I want to make an attack control but already have a high source z

[midwayfair]

I've got a transistor-based rectifier. It's the one in the Bearhug, but I don't have a JPG schematic, so here's the description (and here's a link to a PDF with the schematic: http://1776effects.com/wp-content/uploads/2015/03/Bear-Hug-V2-1.pdf):

The output impedance of the transistor stage is about 2.2K (the collector resistor). Followed by peak-to-peak silicon diodes, and the decay cap is 4.7uF with a 120K in parallel on the long decay setting and a 22K in the short setting. (The next connection is the gate of a FET, which should be a high enough resistance to ignore, right?). For reference, the time constant for the attack right now is ~10mS.

If this was an op amp, I could stick a 5K-10K pot in there  after the diodes and make a high pass filter, because the source Z would be trivial and the attack control would have an extremely high range. But an extra 5-10K isn't going to do a whole lot here -- except it will drop the signal a lot on the short mode.
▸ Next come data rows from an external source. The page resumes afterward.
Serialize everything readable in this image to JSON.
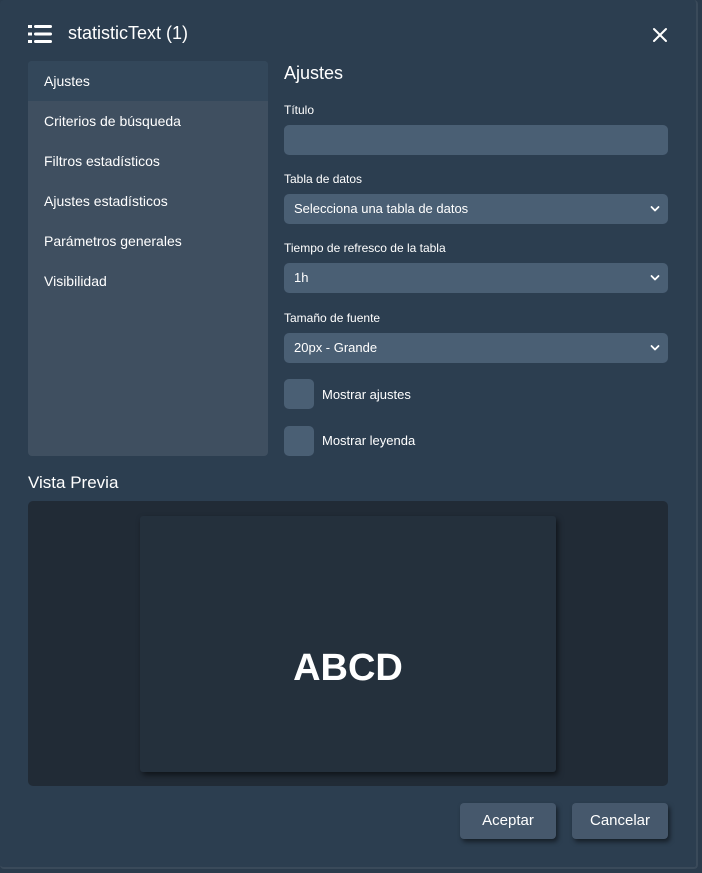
{
  "dialog": {
    "title": "statisticText (1)",
    "icon": "list-icon",
    "close_icon": "close-icon"
  },
  "sidebar": {
    "items": [
      {
        "label": "Ajustes",
        "active": true
      },
      {
        "label": "Criterios de búsqueda",
        "active": false
      },
      {
        "label": "Filtros estadísticos",
        "active": false
      },
      {
        "label": "Ajustes estadísticos",
        "active": false
      },
      {
        "label": "Parámetros generales",
        "active": false
      },
      {
        "label": "Visibilidad",
        "active": false
      }
    ]
  },
  "settings": {
    "section_title": "Ajustes",
    "title_field": {
      "label": "Título",
      "value": ""
    },
    "data_table": {
      "label": "Tabla de datos",
      "value": "Selecciona una tabla de datos"
    },
    "refresh_time": {
      "label": "Tiempo de refresco de la tabla",
      "value": "1h"
    },
    "font_size": {
      "label": "Tamaño de fuente",
      "value": "20px - Grande"
    },
    "show_settings": {
      "label": "Mostrar ajustes",
      "checked": false
    },
    "show_legend": {
      "label": "Mostrar leyenda",
      "checked": false
    }
  },
  "preview": {
    "title": "Vista Previa",
    "text": "ABCD"
  },
  "footer": {
    "accept_label": "Aceptar",
    "cancel_label": "Cancelar"
  },
  "colors": {
    "dialog_bg": "#2c3e50",
    "sidebar_bg": "#3f4f60",
    "input_bg": "#4a5f74",
    "preview_bg": "#212b36",
    "button_bg": "#46586c"
  }
}
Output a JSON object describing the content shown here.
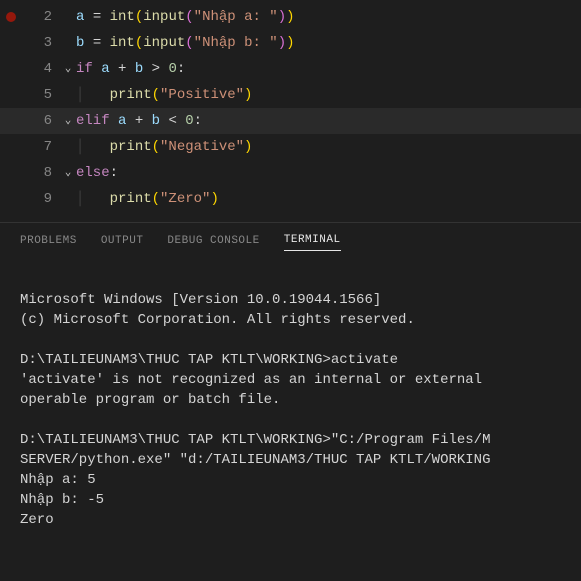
{
  "editor": {
    "lines": [
      {
        "num": "2",
        "fold": "",
        "guide": "",
        "breakpoint": true,
        "tokens": [
          {
            "t": "a",
            "c": "var"
          },
          {
            "t": " ",
            "c": "op"
          },
          {
            "t": "=",
            "c": "op"
          },
          {
            "t": " ",
            "c": "op"
          },
          {
            "t": "int",
            "c": "fn"
          },
          {
            "t": "(",
            "c": "paren"
          },
          {
            "t": "input",
            "c": "fn"
          },
          {
            "t": "(",
            "c": "paren2"
          },
          {
            "t": "\"Nhập a: \"",
            "c": "str"
          },
          {
            "t": ")",
            "c": "paren2"
          },
          {
            "t": ")",
            "c": "paren"
          }
        ]
      },
      {
        "num": "3",
        "fold": "",
        "guide": "",
        "tokens": [
          {
            "t": "b",
            "c": "var"
          },
          {
            "t": " ",
            "c": "op"
          },
          {
            "t": "=",
            "c": "op"
          },
          {
            "t": " ",
            "c": "op"
          },
          {
            "t": "int",
            "c": "fn"
          },
          {
            "t": "(",
            "c": "paren"
          },
          {
            "t": "input",
            "c": "fn"
          },
          {
            "t": "(",
            "c": "paren2"
          },
          {
            "t": "\"Nhập b: \"",
            "c": "str"
          },
          {
            "t": ")",
            "c": "paren2"
          },
          {
            "t": ")",
            "c": "paren"
          }
        ]
      },
      {
        "num": "4",
        "fold": "⌄",
        "guide": "",
        "tokens": [
          {
            "t": "if",
            "c": "kw"
          },
          {
            "t": " ",
            "c": "op"
          },
          {
            "t": "a",
            "c": "var"
          },
          {
            "t": " ",
            "c": "op"
          },
          {
            "t": "+",
            "c": "op"
          },
          {
            "t": " ",
            "c": "op"
          },
          {
            "t": "b",
            "c": "var"
          },
          {
            "t": " ",
            "c": "op"
          },
          {
            "t": ">",
            "c": "op"
          },
          {
            "t": " ",
            "c": "op"
          },
          {
            "t": "0",
            "c": "num"
          },
          {
            "t": ":",
            "c": "op"
          }
        ]
      },
      {
        "num": "5",
        "fold": "",
        "guide": "│   ",
        "tokens": [
          {
            "t": "print",
            "c": "fn"
          },
          {
            "t": "(",
            "c": "paren"
          },
          {
            "t": "\"Positive\"",
            "c": "str"
          },
          {
            "t": ")",
            "c": "paren"
          }
        ]
      },
      {
        "num": "6",
        "fold": "⌄",
        "guide": "",
        "current": true,
        "tokens": [
          {
            "t": "elif",
            "c": "kw"
          },
          {
            "t": " ",
            "c": "op"
          },
          {
            "t": "a",
            "c": "var"
          },
          {
            "t": " ",
            "c": "op"
          },
          {
            "t": "+",
            "c": "op"
          },
          {
            "t": " ",
            "c": "op"
          },
          {
            "t": "b",
            "c": "var"
          },
          {
            "t": " ",
            "c": "op"
          },
          {
            "t": "<",
            "c": "op"
          },
          {
            "t": " ",
            "c": "op"
          },
          {
            "t": "0",
            "c": "num"
          },
          {
            "t": ":",
            "c": "op"
          }
        ]
      },
      {
        "num": "7",
        "fold": "",
        "guide": "│   ",
        "tokens": [
          {
            "t": "print",
            "c": "fn"
          },
          {
            "t": "(",
            "c": "paren"
          },
          {
            "t": "\"Negative\"",
            "c": "str"
          },
          {
            "t": ")",
            "c": "paren"
          }
        ]
      },
      {
        "num": "8",
        "fold": "⌄",
        "guide": "",
        "tokens": [
          {
            "t": "else",
            "c": "kw"
          },
          {
            "t": ":",
            "c": "op"
          }
        ]
      },
      {
        "num": "9",
        "fold": "",
        "guide": "│   ",
        "tokens": [
          {
            "t": "print",
            "c": "fn"
          },
          {
            "t": "(",
            "c": "paren"
          },
          {
            "t": "\"Zero\"",
            "c": "str"
          },
          {
            "t": ")",
            "c": "paren"
          }
        ]
      }
    ]
  },
  "panel": {
    "tabs": [
      {
        "label": "PROBLEMS",
        "active": false
      },
      {
        "label": "OUTPUT",
        "active": false
      },
      {
        "label": "DEBUG CONSOLE",
        "active": false
      },
      {
        "label": "TERMINAL",
        "active": true
      }
    ],
    "terminal_lines": [
      "",
      "Microsoft Windows [Version 10.0.19044.1566]",
      "(c) Microsoft Corporation. All rights reserved.",
      "",
      "D:\\TAILIEUNAM3\\THUC TAP KTLT\\WORKING>activate",
      "'activate' is not recognized as an internal or external",
      "operable program or batch file.",
      "",
      "D:\\TAILIEUNAM3\\THUC TAP KTLT\\WORKING>\"C:/Program Files/M",
      "SERVER/python.exe\" \"d:/TAILIEUNAM3/THUC TAP KTLT/WORKING",
      "Nhập a: 5",
      "Nhập b: -5",
      "Zero"
    ]
  }
}
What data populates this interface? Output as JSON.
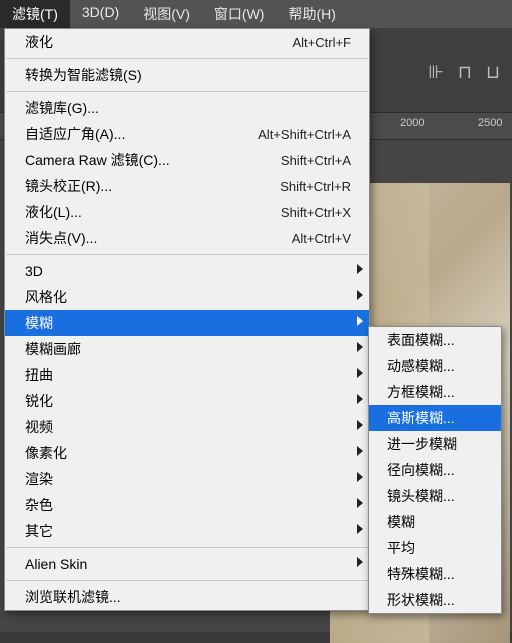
{
  "menubar": {
    "items": [
      {
        "label": "滤镜(T)",
        "active": true
      },
      {
        "label": "3D(D)"
      },
      {
        "label": "视图(V)"
      },
      {
        "label": "窗口(W)"
      },
      {
        "label": "帮助(H)"
      }
    ]
  },
  "ruler": {
    "ticks": [
      "2000",
      "2500"
    ]
  },
  "dropdown": {
    "groups": [
      [
        {
          "label": "液化",
          "shortcut": "Alt+Ctrl+F"
        }
      ],
      [
        {
          "label": "转换为智能滤镜(S)"
        }
      ],
      [
        {
          "label": "滤镜库(G)..."
        },
        {
          "label": "自适应广角(A)...",
          "shortcut": "Alt+Shift+Ctrl+A"
        },
        {
          "label": "Camera Raw 滤镜(C)...",
          "shortcut": "Shift+Ctrl+A"
        },
        {
          "label": "镜头校正(R)...",
          "shortcut": "Shift+Ctrl+R"
        },
        {
          "label": "液化(L)...",
          "shortcut": "Shift+Ctrl+X"
        },
        {
          "label": "消失点(V)...",
          "shortcut": "Alt+Ctrl+V"
        }
      ],
      [
        {
          "label": "3D",
          "submenu": true
        },
        {
          "label": "风格化",
          "submenu": true
        },
        {
          "label": "模糊",
          "submenu": true,
          "highlight": true
        },
        {
          "label": "模糊画廊",
          "submenu": true
        },
        {
          "label": "扭曲",
          "submenu": true
        },
        {
          "label": "锐化",
          "submenu": true
        },
        {
          "label": "视频",
          "submenu": true
        },
        {
          "label": "像素化",
          "submenu": true
        },
        {
          "label": "渲染",
          "submenu": true
        },
        {
          "label": "杂色",
          "submenu": true
        },
        {
          "label": "其它",
          "submenu": true
        }
      ],
      [
        {
          "label": "Alien Skin",
          "submenu": true
        }
      ],
      [
        {
          "label": "浏览联机滤镜..."
        }
      ]
    ]
  },
  "submenu": {
    "groups": [
      [
        {
          "label": "表面模糊..."
        },
        {
          "label": "动感模糊..."
        },
        {
          "label": "方框模糊..."
        },
        {
          "label": "高斯模糊...",
          "highlight": true
        },
        {
          "label": "进一步模糊"
        },
        {
          "label": "径向模糊..."
        },
        {
          "label": "镜头模糊..."
        },
        {
          "label": "模糊"
        },
        {
          "label": "平均"
        },
        {
          "label": "特殊模糊..."
        },
        {
          "label": "形状模糊..."
        }
      ]
    ]
  }
}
**My main concern here is maintaining the signal strength of the envelope.**

I've got a couple possibilities. #3 I'm really not sure about:

1) I suppose I could make the hold cap 470nF, and then make the parallel resistors 220K (min) and 1.2M (max), then I could use a 50K or 100K pot for the attack. This is the simplest change, but I'm trying to figure out if there's something I'm not taking into account. I do know that the LOWEST attack setting would end up being faster here as well, which is neat, I guess. The time constants with a 100K pot would be 1mS on the fastest setting and 48mS on the longest setting. That's still not a huge range. A 250K pot get the attack up to 100mS, but that sacrifices signal strength.

2) I could use an op amp envelope detector, but that's sort of counter to the idea behind the design in the first place and changes a lot of behavior. This isn't so much my general avoidance of op amps but rather that I have the effect dialed in with the current envelope and I don't want to lose that.

3) Let's say I stick a big cap in series with a pot from the collector to 9V, so it forms a low-pass shelf filter for, say, frequencies above 200Hz. Does this process of removing the high frequencies result in an altered attack time? Will it affect the decay? Or will it just remove signal strength? I don't see how it could affect the time constant too much since the cutoff frequency in the rectifier doesn't change, which it's my current understanding is what determines the attack time.

Any advice?

[PRR]

The JFET gate impedance is nearly infinite. Scale all that side way up, say 50X.

[midwayfair]

Cool, thanks for the advice, PRR!

[Transmogrifox]

Another approach you probably have seen me toying with in other threads is the following:


R7 can be a pot to control attack time.  Another pot could be placed across C7 for release.  R9,R10 can be adjusted to tweak attack release ranges.

This setup can be used to control extremely fast attack times, and can go to reasonably slow attack times. 

Another interesting part is that the higher the signal amplitude the faster the attack.  You can add a limiting function by putting an LED in parallel with R7.

Notice threshold is controlled through R5.  A BJT or darlington could be substituted for Q2 if a harder knee is required.  The MOSFET makes for an extremely soft-knee compression.

I have some scope images linked in another thread.  If nothing else it was really fun to play with this in simulation as well as on the bench making measurements of the compression ratio vs input signal level, attack/release times vs input signal level, etc.

Maybe this provides fodder for experimentation with different approaches.  The QuadraPuss envelope detector adds a bit of current-mode discharge so as I mentioned its main feature is an input level dependence on attack time.  This turns the function into a compressor + limiter to attack fast high-amplitude overshoots quickly instead of clipping percussive strumming.